0:29:00 Hunter Dockery: Yeah. Well, and these are… There are many, many stories around the Serge network. There’s so many of these stories that especially over the past three, four years where movement was slowed to a halt, and there was very little engagement with people. But boy oh boy, that did not stop the Holy Spirit from being at work at all. There were so many stories of people, especially women asking the Serge women, “Do you know anyone who knows anything about Jesus? I dreamed of him.”

0:29:38 Jim Lovelady: Wow. Right.

0:29:40 Hunter Dockery: I dreamed of him, and I knew I was supposed to find out about him. Do you know anyone who can tell me about Jesus? So there are multiple stories like that.

0:29:54 Jim Lovelady: And that’s a thing, that’s a thing that the Spirit does all the time.

0:29:58 Hunter Dockery: Yes. And perhaps it happens in other places because it has to. But I believe if we open our eyes and we want to… And we look for it, it happens everywhere. But then there are other stories that you sort of hear about it at the end. Because a person has become a Christian and they are seeking out believers, and they tell their stories. And one I heard recently, from a Serge worker, and they said basically this: This young girl just experienced what she described as the goodness of God. She knew that what she was just feeling was goodness from God. And that she didn’t know who God was or anything about him, but there was goodness. And at the same time, or in subsequent times, she also experienced what she said clearly was from the devil. And that was, “I will protect you.”

0:31:08 Jim Lovelady: Oh, interesting.

0:31:09 Hunter Dockery: “All you have to do is give me your sight.”
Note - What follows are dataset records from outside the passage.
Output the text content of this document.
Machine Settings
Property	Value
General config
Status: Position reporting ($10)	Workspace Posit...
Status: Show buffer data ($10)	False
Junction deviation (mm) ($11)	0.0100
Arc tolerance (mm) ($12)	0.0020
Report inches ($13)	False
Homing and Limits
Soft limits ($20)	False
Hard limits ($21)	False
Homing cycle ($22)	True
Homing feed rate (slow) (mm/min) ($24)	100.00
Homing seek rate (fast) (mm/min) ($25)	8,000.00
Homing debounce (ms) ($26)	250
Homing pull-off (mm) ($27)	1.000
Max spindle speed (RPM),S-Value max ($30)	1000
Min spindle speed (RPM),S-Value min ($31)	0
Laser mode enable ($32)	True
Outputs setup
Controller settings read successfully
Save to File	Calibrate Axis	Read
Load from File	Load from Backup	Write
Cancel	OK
0:31:11 Jim Lovelady: Interesting.

0:31:13 Hunter Dockery: And she said, “I wanted that too. I wanted protection.” And so subsequent to that was many years of dealing with eye problems. And then when she was in a little bit higher grade in school, that she was studying world religions in a Muslim country, and the teacher was supposed to be able to tell her about Christianity and about Jesus, but he didn’t know anything other than what was in the Quran.

0:31:46 Jim Lovelady: Oh, interesting.

0:31:48 Hunter Dockery: And so he didn’t really even want to tell her about it, but she was very curious for some reason. So she went to another person and he sent her back to this guy because, this guy’s getting paid to do this for you. You need to ask him about that. And so she persists, and he said, “Well, would you like to hear what the Quran says or what the Bible says?” She says that she would like to hear from the Bible.

0:32:10 Jim Lovelady: And he had a Bible.

0:32:11 Hunter Dockery: He at least knew the story from the Bible. And as he told her that story, she became a Christian. I mean, she puts it down right there, “I believe that’s what I want. That is the origin of the love that I experienced. The goodness that I experienced. That was what that was.” And so she becomes a Christian still has never met a Christian. Still doesn’t know anybody who believes.

0:32:41 Jim Lovelady: Some dude who doesn’t know Jesus led her to Christ.

0:32:43 Hunter Dockery: Yeah.

0:32:45 Jim Lovelady: Who’s Balaam’s ass.

0:32:47 Hunter Dockery: Yep. That’s right.

0:32:49 Jim Lovelady: That’s totally what it is. That’s totally…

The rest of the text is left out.